The model can be deployed through the front-end to avoid network latency in data propagation, but running the model requires loading weights, and a large number of parameters will occupy the running memory of the device resulting in slower operation, and the size of the model parameters affects the deployment cost of the device. Although the model size can be reduced by model compression, this method tends to reduce the accuracy of the model, so it is more appropriate to choose a model with a smaller number of parameters while ensuring accuracy and real-time performance. The parameter sizes of the three network models are shown in Figure 5, the parameters of YOLO v5 are significantly smaller compared to the other two models. The CSP module of YOLO v5 can optimize repeated gradient information through the use of split and merge strategies across stages, and effectively reduce model parameters. Therefore, the deployment cost of YOLO v5 is lower, and it is easy to quickly deploy and upgrade online.

4.5. Results of Actual Sample Tests

In order to visualize the recognition effect of Faster RCNN, SSD and YOLO v5 on TCM mentioned in this paper, we randomly selected samples from the test dataset in the three algorithms for comparison. As shown in Figure 6, the YOLO v5 network can detect the missed targets of Faster RCNN and SSD, which is more advantageous in dealing with the problems of small target detection and target occlusion, and can complete the detection task well in practical scenarios. This may be related to Mosaic Augmentation, which allows random scaling, distribution, and stitching of images to produce more data and improve the accuracy of the YOLO model for small target detection.
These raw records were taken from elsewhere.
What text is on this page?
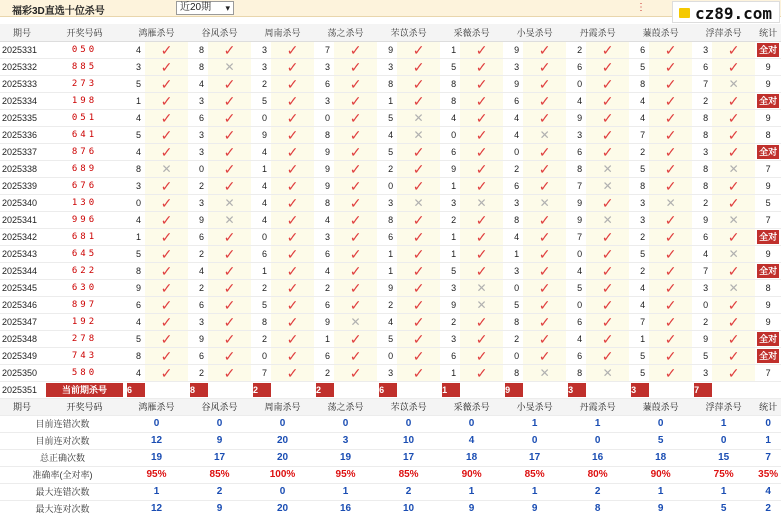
福彩3D直选十位杀号	近20期 ▾	⋮	cz89.com
期号	开奖号码	鸿雁杀号		谷风杀号		周南杀号		荡之杀号		芣苡杀号		采薇杀号		小旻杀号		丹霞杀号		蒹葭杀号		浮萍杀号		统计
2025331	050	4	✓	8	✓	3	✓	7	✓	9	✓	1	✓	9	✓	2	✓	6	✓	3	✓	全对
2025332	885	3	✓	8	✕	3	✓	3	✓	3	✓	5	✓	3	✓	6	✓	5	✓	6	✓	9
2025333	273	5	✓	4	✓	2	✓	6	✓	8	✓	8	✓	9	✓	0	✓	8	✓	7	✕	9
2025334	198	1	✓	3	✓	5	✓	3	✓	1	✓	8	✓	6	✓	4	✓	4	✓	2	✓	全对
2025335	051	4	✓	6	✓	0	✓	0	✓	5	✕	4	✓	4	✓	9	✓	4	✓	8	✓	9
2025336	641	5	✓	3	✓	9	✓	8	✓	4	✕	0	✓	4	✕	3	✓	7	✓	8	✓	8
2025337	876	4	✓	3	✓	4	✓	9	✓	5	✓	6	✓	0	✓	6	✓	2	✓	3	✓	全对
2025338	689	8	✕	0	✓	1	✓	9	✓	2	✓	9	✓	2	✓	8	✕	5	✓	8	✕	7
2025339	676	3	✓	2	✓	4	✓	9	✓	0	✓	1	✓	6	✓	7	✕	8	✓	8	✓	9
2025340	130	0	✓	3	✕	4	✓	8	✓	3	✕	3	✕	3	✕	9	✓	3	✕	2	✓	5
2025341	996	4	✓	9	✕	4	✓	4	✓	8	✓	2	✓	8	✓	9	✕	3	✓	9	✕	7
2025342	681	1	✓	6	✓	0	✓	3	✓	6	✓	1	✓	4	✓	7	✓	2	✓	6	✓	全对
2025343	645	5	✓	2	✓	6	✓	6	✓	1	✓	1	✓	1	✓	0	✓	5	✓	4	✕	9
2025344	622	8	✓	4	✓	1	✓	4	✓	1	✓	5	✓	3	✓	4	✓	2	✓	7	✓	全对
2025345	630	9	✓	2	✓	2	✓	2	✓	9	✓	3	✕	0	✓	5	✓	4	✓	3	✕	8
2025346	897	6	✓	6	✓	5	✓	6	✓	2	✓	9	✕	5	✓	0	✓	4	✓	0	✓	9
2025347	192	4	✓	3	✓	8	✓	9	✕	4	✓	2	✓	8	✓	6	✓	7	✓	2	✓	9
2025348	278	5	✓	9	✓	2	✓	1	✓	5	✓	3	✓	2	✓	4	✓	1	✓	9	✓	全对
2025349	743	8	✓	6	✓	0	✓	6	✓	0	✓	6	✓	0	✓	6	✓	5	✓	5	✓	全对
2025350	580	4	✓	2	✓	7	✓	2	✓	3	✓	1	✓	8	✕	8	✕	5	✓	3	✓	7
2025351	当前期杀号	6		8		2		2		6		1		9		3		3		7		
期号	开奖号码	鸿雁杀号		谷风杀号		周南杀号		荡之杀号		芣苡杀号		采薇杀号		小旻杀号		丹霞杀号		蒹葭杀号		浮萍杀号		统计
目前连错次数		0		0		0		0		0		0		1		1		0		1		0
目前连对次数		12		9		20		3		10		4		0		0		5		0		1
总正确次数		19		17		20		19		17		18		17		16		18		15		7
准确率(全对率)		95%		85%		100%		95%		85%		90%		85%		80%		90%		75%		35%
最大连错次数		1		2		0		1		2		1		1		2		1		1		4
最大连对次数		12		9		20		16		10		9		9		8		9		5		2
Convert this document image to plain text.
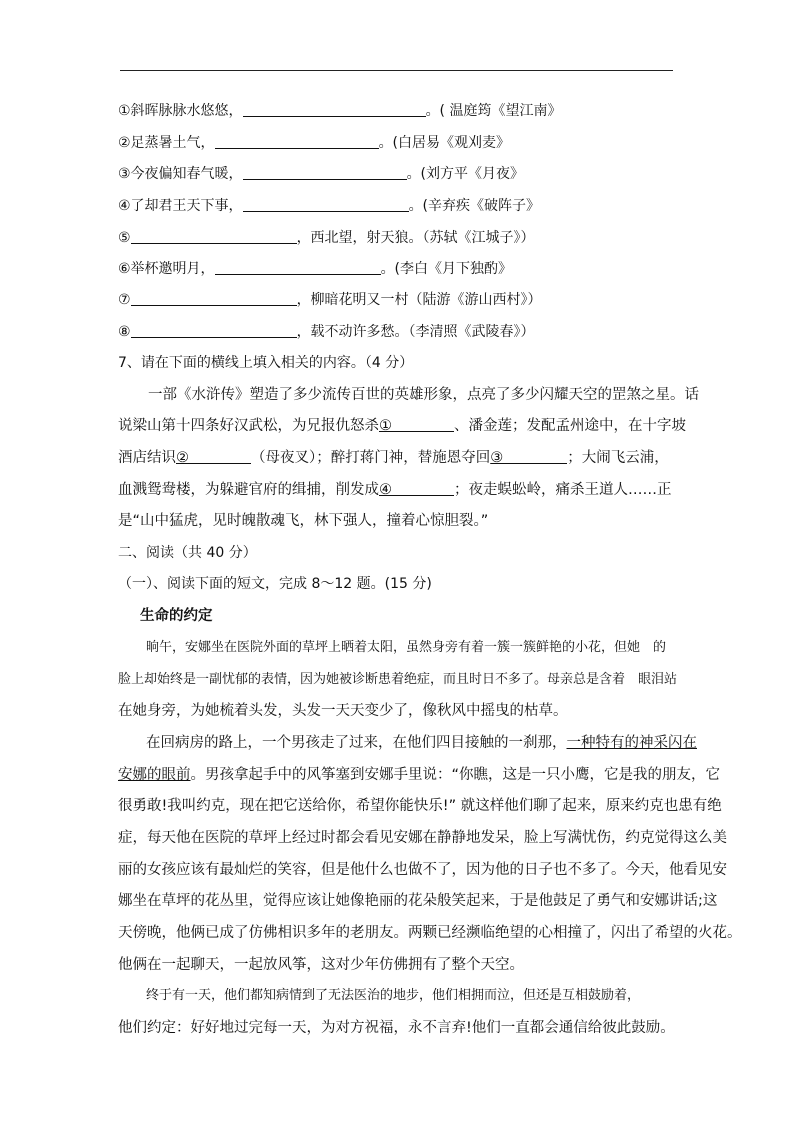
①斜晖脉脉水悠悠，	。( 温庭筠《望江南》
②足蒸暑土气，	。(白居易《观刈麦》
③今夜偏知春气暖，	。(刘方平《月夜》
④了却君王天下事，	。(辛弃疾《破阵子》
⑤	，西北望，射天狼。（苏轼《江城子》）
⑥举杯邀明月，	。(李白《月下独酌》
⑦	，柳暗花明又一村（陆游《游山西村》）
⑧	，载不动许多愁。（李清照《武陵春》）
7、请在下面的横线上填入相关的内容。（4 分）
一部《水浒传》塑造了多少流传百世的英雄形象，点亮了多少闪耀天空的罡煞之星。话
说梁山第十四条好汉武松，为兄报仇怒杀①	、潘金莲；发配孟州途中，在十字坡
酒店结识②	（母夜叉）；醉打蒋门神，替施恩夺回③	；大闹飞云浦，
血溅鸳鸯楼，为躲避官府的缉捕，削发成④	；夜走蜈蚣岭，痛杀王道人……正
是“山中猛虎，见时魄散魂飞，林下强人，撞着心惊胆裂。”
二、阅读（共 40 分）
（一）、阅读下面的短文，完成 8～12 题。(15 分)
生命的约定
晌午，安娜坐在医院外面的草坪上晒着太阳，虽然身旁有着一簇一簇鲜艳的小花，但她　的
脸上却始终是一副忧郁的表情，因为她被诊断患着绝症，而且时日不多了。母亲总是含着　眼泪站
在她身旁，为她梳着头发，头发一天天变少了，像秋风中摇曳的枯草。
在回病房的路上，一个男孩走了过来，在他们四目接触的一刹那，一种特有的神采闪在
安娜的眼前。男孩拿起手中的风筝塞到安娜手里说：“你瞧，这是一只小鹰，它是我的朋友，它
很勇敢!我叫约克，现在把它送给你，希望你能快乐!” 就这样他们聊了起来，原来约克也患有绝
症，每天他在医院的草坪上经过时都会看见安娜在静静地发呆，脸上写满忧伤，约克觉得这么美
丽的女孩应该有最灿烂的笑容，但是他什么也做不了，因为他的日子也不多了。今天，他看见安
娜坐在草坪的花丛里，觉得应该让她像艳丽的花朵般笑起来，于是他鼓足了勇气和安娜讲话;这
天傍晚，他俩已成了仿佛相识多年的老朋友。两颗已经濒临绝望的心相撞了，闪出了希望的火花。
他俩在一起聊天，一起放风筝，这对少年仿佛拥有了整个天空。
终于有一天，他们都知病情到了无法医治的地步，他们相拥而泣，但还是互相鼓励着，
他们约定：好好地过完每一天，为对方祝福，永不言弃!他们一直都会通信给彼此鼓励。
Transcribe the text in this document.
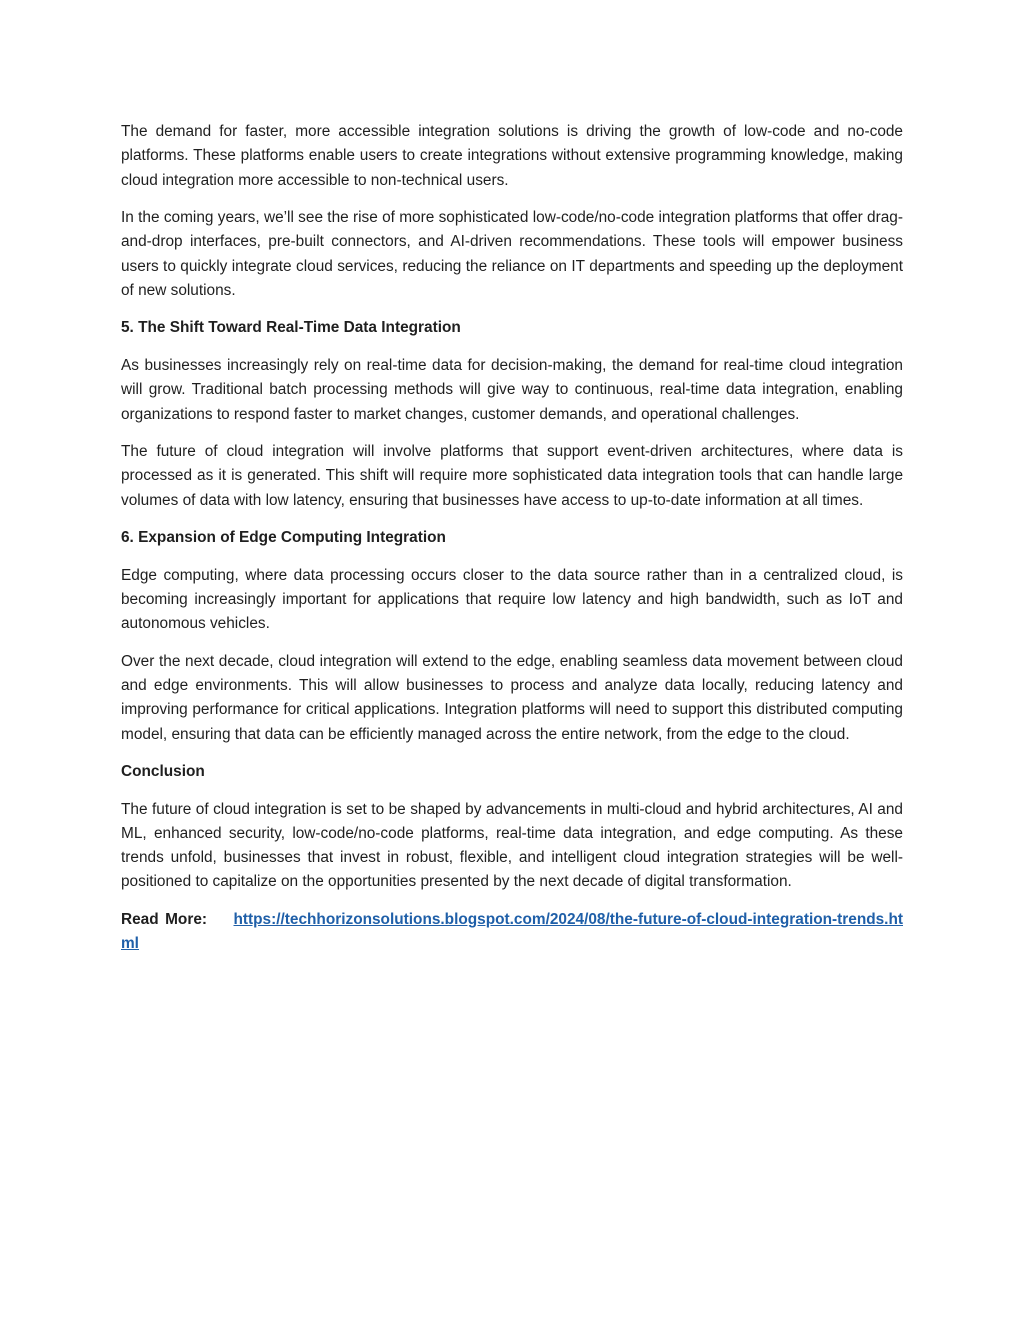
The demand for faster, more accessible integration solutions is driving the growth of low-code and no-code platforms. These platforms enable users to create integrations without extensive programming knowledge, making cloud integration more accessible to non-technical users.

In the coming years, we’ll see the rise of more sophisticated low-code/no-code integration platforms that offer drag-and-drop interfaces, pre-built connectors, and AI-driven recommendations. These tools will empower business users to quickly integrate cloud services, reducing the reliance on IT departments and speeding up the deployment of new solutions.

5. The Shift Toward Real-Time Data Integration

As businesses increasingly rely on real-time data for decision-making, the demand for real-time cloud integration will grow. Traditional batch processing methods will give way to continuous, real-time data integration, enabling organizations to respond faster to market changes, customer demands, and operational challenges.

The future of cloud integration will involve platforms that support event-driven architectures, where data is processed as it is generated. This shift will require more sophisticated data integration tools that can handle large volumes of data with low latency, ensuring that businesses have access to up-to-date information at all times.

6. Expansion of Edge Computing Integration

Edge computing, where data processing occurs closer to the data source rather than in a centralized cloud, is becoming increasingly important for applications that require low latency and high bandwidth, such as IoT and autonomous vehicles.

Over the next decade, cloud integration will extend to the edge, enabling seamless data movement between cloud and edge environments. This will allow businesses to process and analyze data locally, reducing latency and improving performance for critical applications. Integration platforms will need to support this distributed computing model, ensuring that data can be efficiently managed across the entire network, from the edge to the cloud.

Conclusion

The future of cloud integration is set to be shaped by advancements in multi-cloud and hybrid architectures, AI and ML, enhanced security, low-code/no-code platforms, real-time data integration, and edge computing. As these trends unfold, businesses that invest in robust, flexible, and intelligent cloud integration strategies will be well-positioned to capitalize on the opportunities presented by the next decade of digital transformation.

Read More: https://techhorizonsolutions.blogspot.com/2024/08/the-future-of-cloud-integration-trends.html
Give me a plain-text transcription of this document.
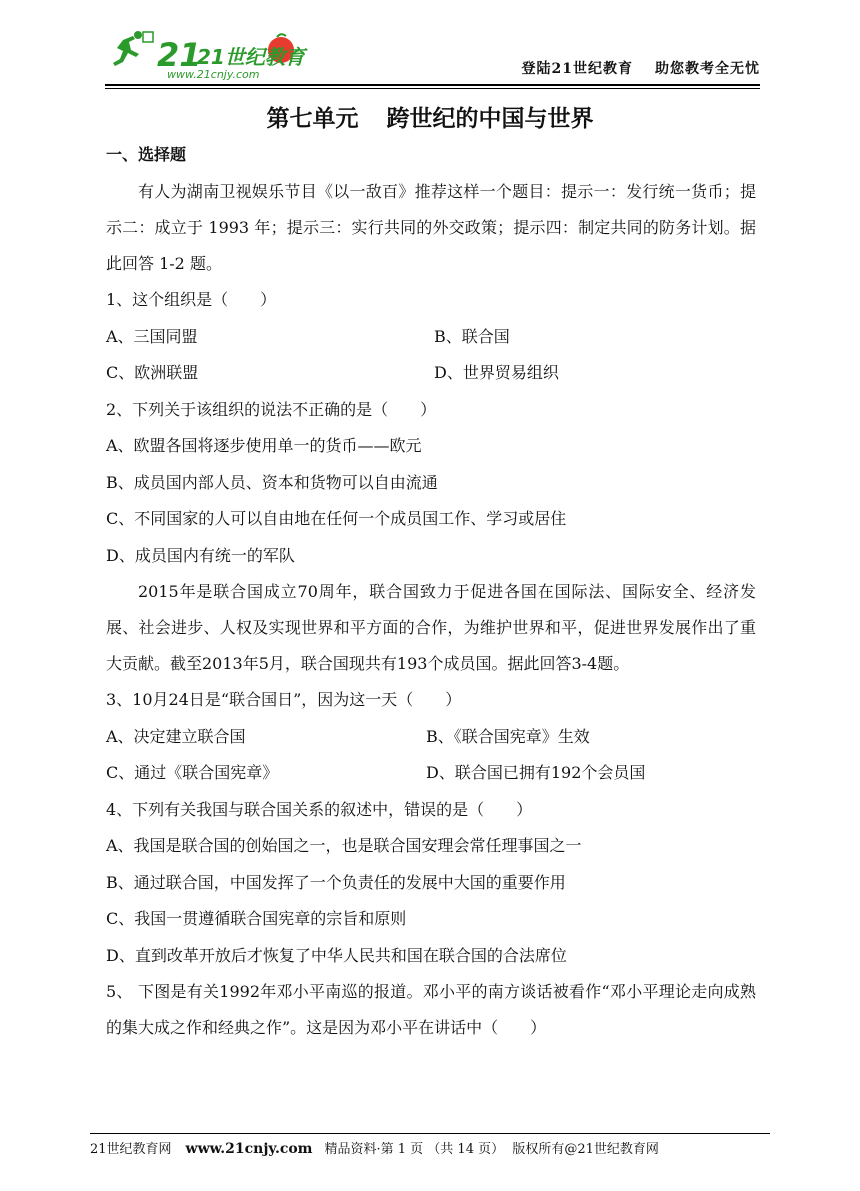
21
21世纪教育
www.21cnjy.com	登陆21世纪教育 助您教考全无忧
第七单元 跨世纪的中国与世界
一、选择题

有人为湖南卫视娱乐节目《以一敌百》推荐这样一个题目：提示一：发行统一货币；提示二：成立于 1993 年；提示三：实行共同的外交政策；提示四：制定共同的防务计划。据此回答 1-2 题。

1、这个组织是（　　）
A、三国同盟	B、联合国
C、欧洲联盟	D、世界贸易组织
2、下列关于该组织的说法不正确的是（　　）
A、欧盟各国将逐步使用单一的货币——欧元
B、成员国内部人员、资本和货物可以自由流通
C、不同国家的人可以自由地在任何一个成员国工作、学习或居住
D、成员国内有统一的军队

2015年是联合国成立70周年，联合国致力于促进各国在国际法、国际安全、经济发展、社会进步、人权及实现世界和平方面的合作，为维护世界和平，促进世界发展作出了重大贡献。截至2013年5月，联合国现共有193个成员国。据此回答3-4题。

3、10月24日是“联合国日”，因为这一天（　　）
A、决定建立联合国	B、《联合国宪章》生效
C、通过《联合国宪章》	D、联合国已拥有192个会员国
4、下列有关我国与联合国关系的叙述中，错误的是（　　）
A、我国是联合国的创始国之一，也是联合国安理会常任理事国之一
B、通过联合国，中国发挥了一个负责任的发展中大国的重要作用
C、我国一贯遵循联合国宪章的宗旨和原则
D、直到改革开放后才恢复了中华人民共和国在联合国的合法席位

5、 下图是有关1992年邓小平南巡的报道。邓小平的南方谈话被看作“邓小平理论走向成熟的集大成之作和经典之作”。这是因为邓小平在讲话中（　　）

21世纪教育网 www.21cnjy.com 精品资料·第 1 页 （共 14 页） 版权所有@21世纪教育网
5. Conclusion and Future Work

In this article, we briefly introduce the development of CNNs and target detection algorithms, focusing on the comparison of three current mainstream target detection methods, namely Faster RCNN, SSD, and YOLO v5, and then train and test the three models using TCM datasets. It is concluded that the recently released YOLO v5 model has significant advantages over faster RCNN and SSD in terms of mAP, FPS, parameter size, and actual detection effect of target detection for TCM.

Overall, the deep learning-based target detection algorithm provides a new way of thinking and approach for TCM detection, not only to identify specific targets in images, but also to determine where the targets are located, with the advantages of accuracy, speed, and ease of deployment. The target detection model can effectively reduce labor input and reduce the work intensity of pharmacists by performing operations related to detection of TCM in specific scenarios, and the application prospect is wide. Through the analysis of the experimental results, we found the direction of model performance improvement. In further work, we will try to reduce the time required for model inference through model pruning and lightweight with almost no loss of accuracy, so that the algorithm is suitable for TCM detection in real scenes. In addition, we will continue to supplement the dataset to ensure the comprehensiveness of the TCM dataset.

Data Availability

The data used to support the findings of this study are available from the corresponding author upon reasonable request.

Conflicts of Interest

The authors declare that they have no conflicts of interest.